Platenmaatschappij Buddah maakte in die tijd hits aan de lopende band. In Cashbox adverteerde het bedrijf trots dat van vier recente singles meer dan een miljoen exemplaren verkocht waren: Ohio Express met ‘Chewy Chewy’, Brooklyn Bridge met ‘Worst thing that could happen’, 1910 Fruit Gum Co. met ‘Indian Giver’ en de Isley Brothers met ‘It’s your thing’.
Uit de Cashbox van 26 april 1969
Definitieve doorbraak van ‘Oh Happy Day’
Het succes van ‘Oh Happy Day’ kwam niet helemaal uit het niets. Hawkins was zich bewust dat er met ‘Blowin’ in the wind’ van Bob Dylan voor de Amerikaanse jeugd een nieuw tijdperk was aangebroken.
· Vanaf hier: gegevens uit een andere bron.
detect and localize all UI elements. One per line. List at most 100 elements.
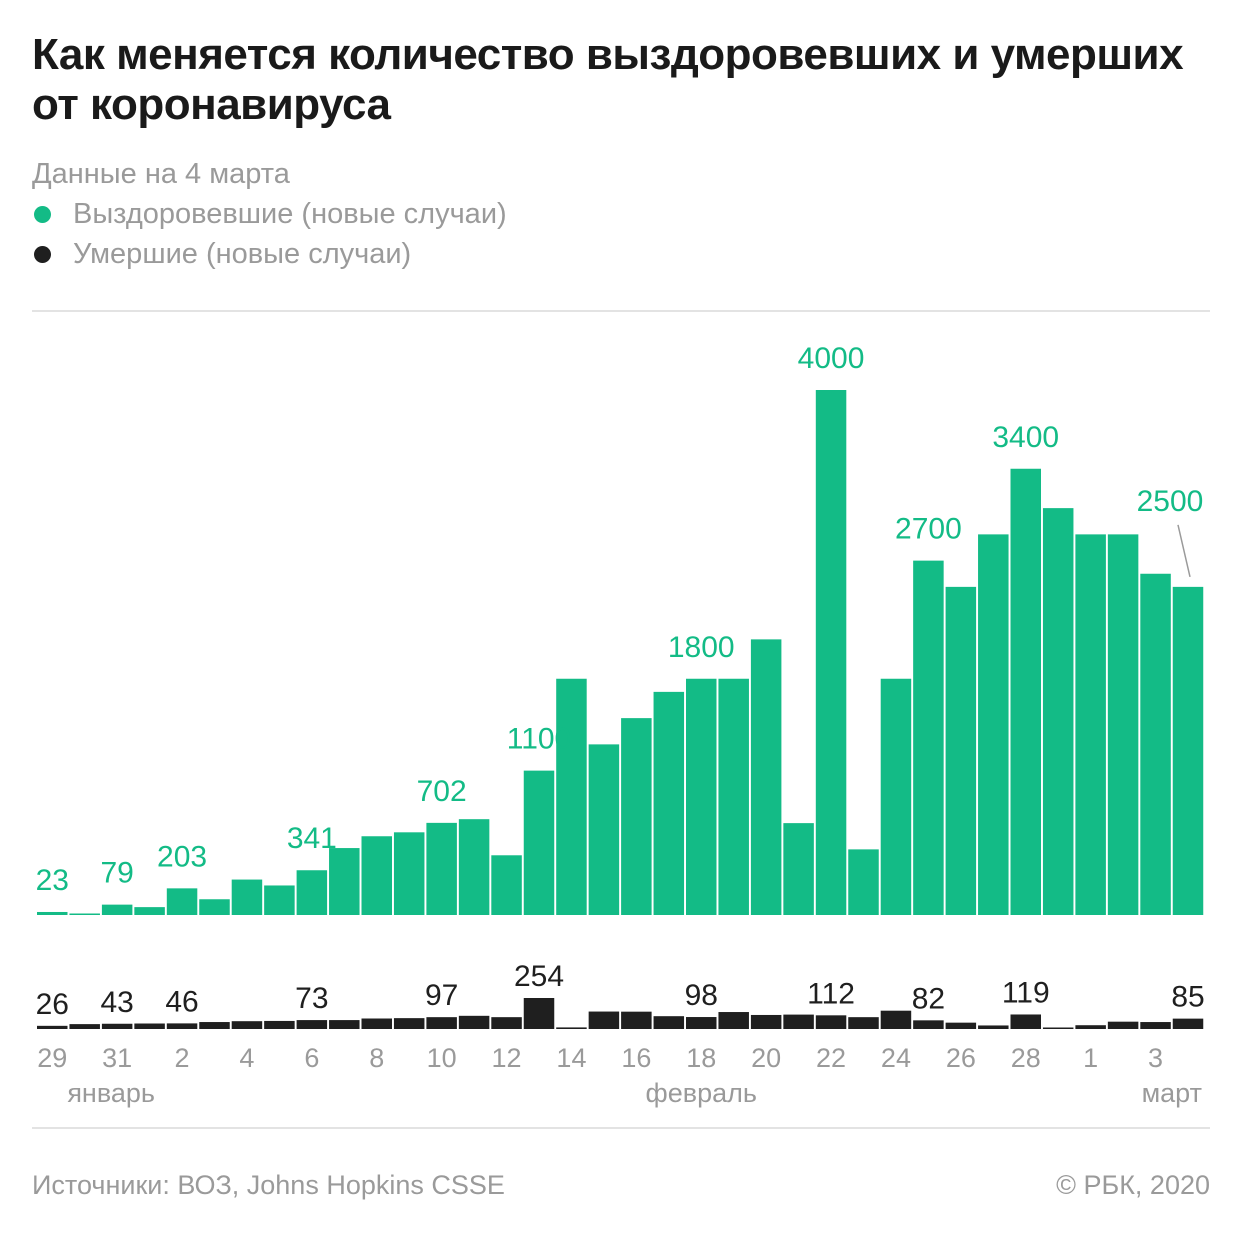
x-tick-label: 20: [751, 1043, 781, 1073]
x-tick-label: 12: [492, 1043, 522, 1073]
death-bar-6: [231, 1021, 263, 1029]
recovered-value-label-35: 2500: [1137, 485, 1204, 518]
recovered-bar-10: [361, 836, 392, 915]
death-bar-1: [69, 1024, 100, 1029]
x-tick-label: 2: [175, 1043, 190, 1073]
recovered-value-label-15: 1100: [507, 723, 572, 756]
x-tick-label: 16: [621, 1043, 651, 1073]
x-tick-label: 26: [946, 1043, 976, 1073]
recovered-bar-33: [1107, 534, 1139, 915]
recovered-bar-1: [69, 913, 100, 915]
death-value-label-12: 97: [425, 979, 458, 1012]
x-tick-label: 6: [304, 1043, 319, 1073]
recovered-bar-5: [199, 899, 230, 915]
x-tick-label: 10: [427, 1043, 457, 1073]
death-value-label-30: 119: [1002, 976, 1050, 1009]
death-value-label-27: 82: [912, 982, 945, 1015]
x-tick-label: 31: [102, 1043, 132, 1073]
recovered-bar-9: [329, 848, 360, 915]
recovered-bar-21: [718, 678, 749, 915]
bottom-divider: [32, 1127, 1210, 1129]
death-bar-30: [1010, 1014, 1041, 1029]
recovered-bar-8: [296, 870, 328, 915]
recovered-bar-17: [588, 744, 620, 915]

Jongeren kwamen in steeds grotere groepen in open lucht-festivals bij elkaar om naar rockgroepen te luisteren en te discussiëren over onderwerpen als vrede (peace) en de oorlog in Vietnam. In San Francisco manifesteerden de hippies zich in bonte klederdracht. Er werd met drugs als lsd geëxperimenteerd. In die dagen had Donovan een grote hit met zijn lied over het mysterieuze ‘Atlantis’.
Het nieuwe tijdperk was uitgebeeld in de musical Hair, die avond aan avond volle zalen trok. Met een van de songs uit de musical, ‘The age of Aquarius’, bereikte de Fifth Dimension de top van de charts.
Record World, een ander Amerikaans vakblad, riep de single eind april uit tot ‘pick of the week’, samen met platen van onder anderen de Beatles (‘Get Back’), Monkees, Johnny Winter, Frank Sinatra en Sergio Mendes. “The Edwin Hawkins Singers are just about to top the charts”, kon je op de voorpagina van het tijdschrift lezen.
Even nog was er concurrentie. Zo bracht platenmaatschappij ABC-Dunhill (succesvol met de Mamas en Papas) een album uit van het Southern California Interdenominational Youth Choir met daarop eveneens ‘Oh Happy Day’. Platenmaatschappij Scepter lanceerde op het Hob-label twee andere versies, een van het Brockingham Ensemble en een van de Horns of Jericho – onder het motto ‘peace and happiness to the world’.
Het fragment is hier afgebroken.